- Porvorim
- Porvorim Location in Goa, India Porvorim Porvorim (India)
- Coordinates: 15°32′17″N 73°49′52″E﻿ / ﻿15.538°N 73.831°E
- Country: India
- State: Goa

Area
- • Total: 8.12 km^{2} (3.14 sq mi)

Population
- • Total: 59,066
- • Density: 7,274/km^{2} (18,840/sq mi)

Languages
- • Official: Konkani
- Time zone: UTC+5:30 (IST)
- Telephone code: 0832
- Vehicle registration: GA-03
- Website: goa.gov.in

= Porvorim =

Porvorim (pronounced /kok/) is the de facto legislative and executive capital of the state of Goa as both the Goa Legislative Assembly and Secretariat are functioning from the same complex in the region of Alto Porvorim in porvorim.(Alto – Portuguese word meaning high or upper).
It is also the De facto judicial capital of Goa. The High Court of Bombay at Goa (Bombay High Court – Panaji Bench) is now functioning from here in a new building complex overlooking the Mandovi river. Earlier it was functioning from the Lyceum complex in Panaji.
Porvorim is situated on the right bank (north bank) of the Mandovi River, as de jure capital of Goa, Panaji is located on the opposite bank.
Porvorim is considered an upmarket residential hub as it lies on the Mumbai–Goa highway NH66. Goa's largest shopping centre – Mall De Goa – is situated here.

==History==
Historically, Porvorim was originally centered on the village market at the crossroad between the Panaji–Mapusa highway and the Socorro–Sangolda road. It used to be the por-vod or last vādo of the village of Socorro. Ecclesiastically speaking, the parish church was Nossa Senhora do Socorro, at Zosvaddo, Socorro; Porvorim was served by the Candelaria chapel near the market, and by the Holy Family chapel (now an independent church) higher up, in Alto Porvorim.

It was the ancestral home of eminent Goans such as Fr. Hubert Olympus Mascarenhas and Julio Ribeiro.

==Development==
Porvorim is now particularly a residential area with educational institutions around.

Porvorim is situated on the banks of the river Mandovi, with an excellent view of the state capital Panaji from the Mandovi bridge. Porvorim is home to several educational institutions, including the prominent Vidya Probhodhini Education Society, with pre-primary, primary, high school and senior secondary schooling sections.

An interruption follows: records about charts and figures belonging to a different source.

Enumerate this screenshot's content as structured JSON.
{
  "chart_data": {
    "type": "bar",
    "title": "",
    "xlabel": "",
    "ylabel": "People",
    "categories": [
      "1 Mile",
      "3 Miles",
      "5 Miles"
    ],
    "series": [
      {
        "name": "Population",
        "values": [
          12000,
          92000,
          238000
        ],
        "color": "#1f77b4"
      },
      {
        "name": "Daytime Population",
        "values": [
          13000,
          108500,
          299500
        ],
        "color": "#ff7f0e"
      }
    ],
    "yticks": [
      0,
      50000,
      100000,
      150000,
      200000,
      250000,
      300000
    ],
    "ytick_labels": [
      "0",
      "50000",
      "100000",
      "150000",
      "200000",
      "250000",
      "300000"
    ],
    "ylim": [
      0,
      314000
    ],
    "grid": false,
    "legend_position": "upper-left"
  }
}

==Educational and Government Institutes==
Porvorim is home to several educational and other governmental institutes.
- Directorate of Technical Education
- Goa Board of Secondary and Higher Secondary Education (GBSHSE)
- Vidya Prabodhini Parivar's L.D. Samant High School with Vidya Prabodhini Higher Secondary School
- ACDIL High School
- Holy Family High School
- Jnyan vikas
- Kids Kingdom International School
- Thomas Stefens Konkani Kendra
- Sanjay School for the disabled
- Spring Valley High School
- Teachers training college
- Institute of hotel management

==Government and politics==
Porvorim is part of Porvorim (Goa Assembly constituency) and North Goa (Lok Sabha constituency).

== Landmarks ==
Porvorim houses the Goa's biggest mall situated on the national highway.

==Hospitals and health centers==

- Mandovi Clinic
- RG Urology and Laparoscopy Hospital
- Manoshri Children's Hospital-Dr Kini's Clinic
- Chodankar Hospital
- Jesus Mary Joseph Hospital

==Notable people==

- Libia Lobo Sardesai – Freedom fighter and lawyer from Porvorim who operated the underground radio Voz da Liberdade during Goa’s liberation movement; awarded the Padma Shri in 2025.

- Rohan Khaunte – Politician representing the Porvorim constituency in the Goa Legislative Assembly.

- Erlic Pinto – Air Vice Marshal of the Indian Air Force associated with Porvorim; known for his role during Operation Vijay (1961).

- Julio Ribeiro – Former Commissioner of Police, Mumbai and senior IPS officer with ancestral roots in Porvorim.

- Hubert Olympus Mascarenhas – Catholic priest and scholar born in Porvorim, known for his contributions to theology and Indian philosophy.

- Teotonio R. de Souza – Historian and co-founder of the Xavier Centre of Historical Research in Alto Porvorim.

- Manuel J. D’Lima – Playwright and tiatr director associated with Porvorim’s theatre tradition.

- Ulhas Asnodkar – Former Deputy Speaker of the Goa Legislative Assembly associated with Porvorim.

- Prachi Shirodkar – Documentary filmmaker from Porvorim whose Konkani documentary Bhaangar: Kalakusar Karigiri received national award recognition and international festival selections.